The Vice President said that issues of governance needed to be planned deliberately as making women to participate in politics and issues of girl-child needed to be taken seriously and addressed.
According to him, this is because half of the women that should be participating in politics did not have the know-how.
He added that there was also supposed to be plans for education to make the young people stand and grow politically.
He said: “Just like you have to train before you can become a pilot, so it is for politics.
“I think that whatever age a person chooses to run should not matter; what should matter is the preparedness of the person because elective positions require some skills.
“Most times people train to acquire other skills but not politics; that’s the way of democracy.’’
Osinbajo said that there was need for youths to move up the ladder of leadership to prepare themselves for politics.
Osinbajo decried the fact that democracy and elective offices in Nigeria were based on people that had the resources “so corrupt people kept coming into office because they have the resources’’.
“These are the kind of people we have in elective offices; so, we need to raise the bar so as to get performance and competence.’’ he said.
He urged youths to challenge themselves with the big issues bedevilling the nation, and said that one critical issue to address was corruption.

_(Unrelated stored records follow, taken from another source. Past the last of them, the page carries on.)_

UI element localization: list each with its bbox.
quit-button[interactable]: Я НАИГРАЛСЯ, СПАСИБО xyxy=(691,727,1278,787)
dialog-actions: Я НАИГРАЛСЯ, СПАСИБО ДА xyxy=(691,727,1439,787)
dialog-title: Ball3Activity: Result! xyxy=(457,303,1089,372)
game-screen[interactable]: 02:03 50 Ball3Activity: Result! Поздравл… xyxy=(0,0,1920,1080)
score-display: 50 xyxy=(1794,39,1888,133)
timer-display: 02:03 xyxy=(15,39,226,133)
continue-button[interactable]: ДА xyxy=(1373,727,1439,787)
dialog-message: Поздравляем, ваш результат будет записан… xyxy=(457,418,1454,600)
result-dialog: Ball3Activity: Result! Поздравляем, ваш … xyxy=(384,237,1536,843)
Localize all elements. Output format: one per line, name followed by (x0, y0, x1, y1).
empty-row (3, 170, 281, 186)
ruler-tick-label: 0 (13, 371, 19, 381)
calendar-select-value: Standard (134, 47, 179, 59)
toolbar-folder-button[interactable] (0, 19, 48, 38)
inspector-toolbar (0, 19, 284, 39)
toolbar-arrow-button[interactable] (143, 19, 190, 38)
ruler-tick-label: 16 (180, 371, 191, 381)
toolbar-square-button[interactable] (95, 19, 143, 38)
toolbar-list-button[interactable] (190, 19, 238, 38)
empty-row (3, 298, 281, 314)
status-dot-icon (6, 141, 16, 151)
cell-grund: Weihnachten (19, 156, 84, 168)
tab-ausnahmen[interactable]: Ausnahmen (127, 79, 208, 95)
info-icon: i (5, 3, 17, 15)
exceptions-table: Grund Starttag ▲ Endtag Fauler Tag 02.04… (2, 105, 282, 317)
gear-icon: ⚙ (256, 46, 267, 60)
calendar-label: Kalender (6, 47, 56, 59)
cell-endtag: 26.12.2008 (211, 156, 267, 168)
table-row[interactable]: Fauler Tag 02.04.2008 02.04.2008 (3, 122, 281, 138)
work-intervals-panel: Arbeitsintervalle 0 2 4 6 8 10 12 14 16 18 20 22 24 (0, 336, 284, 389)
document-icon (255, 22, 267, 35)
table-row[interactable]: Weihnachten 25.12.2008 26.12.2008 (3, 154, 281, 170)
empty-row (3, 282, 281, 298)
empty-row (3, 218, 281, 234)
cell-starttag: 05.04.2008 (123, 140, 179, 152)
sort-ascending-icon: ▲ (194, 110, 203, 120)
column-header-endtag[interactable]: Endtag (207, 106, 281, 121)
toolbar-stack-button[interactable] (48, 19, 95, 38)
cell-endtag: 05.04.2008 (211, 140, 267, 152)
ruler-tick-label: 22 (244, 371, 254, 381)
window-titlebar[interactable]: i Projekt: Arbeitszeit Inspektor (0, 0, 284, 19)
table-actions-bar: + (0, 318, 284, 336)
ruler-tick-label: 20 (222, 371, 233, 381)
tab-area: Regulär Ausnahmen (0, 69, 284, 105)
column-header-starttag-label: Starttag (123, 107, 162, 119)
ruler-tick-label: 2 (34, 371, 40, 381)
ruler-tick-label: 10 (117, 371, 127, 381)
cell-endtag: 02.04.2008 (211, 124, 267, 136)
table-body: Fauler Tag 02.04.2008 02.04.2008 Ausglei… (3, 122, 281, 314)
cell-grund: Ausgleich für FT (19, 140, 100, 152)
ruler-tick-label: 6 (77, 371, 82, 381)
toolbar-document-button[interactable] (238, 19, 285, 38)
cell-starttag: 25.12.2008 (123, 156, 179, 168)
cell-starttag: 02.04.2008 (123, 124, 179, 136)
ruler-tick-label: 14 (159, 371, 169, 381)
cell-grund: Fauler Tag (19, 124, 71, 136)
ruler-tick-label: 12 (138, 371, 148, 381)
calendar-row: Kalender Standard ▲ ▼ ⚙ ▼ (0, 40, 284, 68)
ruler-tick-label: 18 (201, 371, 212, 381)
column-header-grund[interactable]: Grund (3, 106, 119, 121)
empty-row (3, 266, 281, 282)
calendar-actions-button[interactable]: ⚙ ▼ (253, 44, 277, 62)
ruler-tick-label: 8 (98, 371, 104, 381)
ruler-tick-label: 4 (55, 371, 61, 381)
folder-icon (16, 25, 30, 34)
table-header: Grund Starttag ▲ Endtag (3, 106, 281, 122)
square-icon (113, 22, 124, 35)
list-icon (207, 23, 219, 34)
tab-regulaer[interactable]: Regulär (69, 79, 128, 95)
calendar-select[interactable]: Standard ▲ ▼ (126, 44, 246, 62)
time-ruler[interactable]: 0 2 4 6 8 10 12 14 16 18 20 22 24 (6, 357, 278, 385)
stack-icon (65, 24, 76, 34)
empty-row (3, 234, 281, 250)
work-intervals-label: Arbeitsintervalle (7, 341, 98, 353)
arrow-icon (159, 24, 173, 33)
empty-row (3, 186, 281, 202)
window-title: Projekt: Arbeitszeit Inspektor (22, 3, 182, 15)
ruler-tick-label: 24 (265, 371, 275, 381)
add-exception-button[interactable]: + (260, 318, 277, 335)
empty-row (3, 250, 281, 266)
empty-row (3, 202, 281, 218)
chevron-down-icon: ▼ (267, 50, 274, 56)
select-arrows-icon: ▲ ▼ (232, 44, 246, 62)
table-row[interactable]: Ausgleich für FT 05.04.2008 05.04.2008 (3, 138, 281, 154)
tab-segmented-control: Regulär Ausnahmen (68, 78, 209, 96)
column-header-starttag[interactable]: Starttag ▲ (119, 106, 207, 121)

The vice president said that people stole the nation’s money with impunity and short-changed citizens.
“Our budget is N7 trillion and if someone steals N1trillion, how do we quantify it? If we don’t have serious advocacy around corruption, we are always going to be short-changed in the nation.’’
He said that in a developing economy like Nigeria, there was need to set the bar about competence and that the onus lay with the Not-Too-Young-To-Run Movement.
He urged the youths to join political parties, be involved in politics and pressure groups so that the nation could achieve development through youth’s collaboration.
Osinbajo said “that way, youths will be able to carry the cause and address the bigger issues that affect the country’’.
Earlier, leader of the delegation, Mr Samson Itodo, said that the campaign for the youths was a movement led by young people that would like to contribute to national development.
Itodo, who is one of the conveners of the Not-Too-Young-To-Run Movement, said that one of the reasons for the movement was inclusion of youths in governance, because democracy lost its vitality without inclusion.
He said that there was also need for inter-generational dialogue between the youths and the elders to create a platform where young people could interface with elders.
Itodo called for enhancement of quality of the electoral process so as to increase competition among all strata.
“Today we have been able to inspire some young people to run for elective positions; over the world, there is a clamour for young rulers.
“What we do is not to clamour for elders to leave but that we have faith in our democracy and it has to be inclusive because youths have the capacity, competence and integrity to hold offices,’’ he said.
He called for an open political system that would accommodate young people, adding that it was a good thing that the National Assembly passed the Not-Too-Young-To-Run Bill.
Itodo appealed to the vice president to support the bill and expressed optimism that President Mohammadu Buhari would ascent to the bill when transmitted to him.
He urged youths to join political parties and be ready for the political process leading to 2019, stressing that “political power is not given, but taken’’.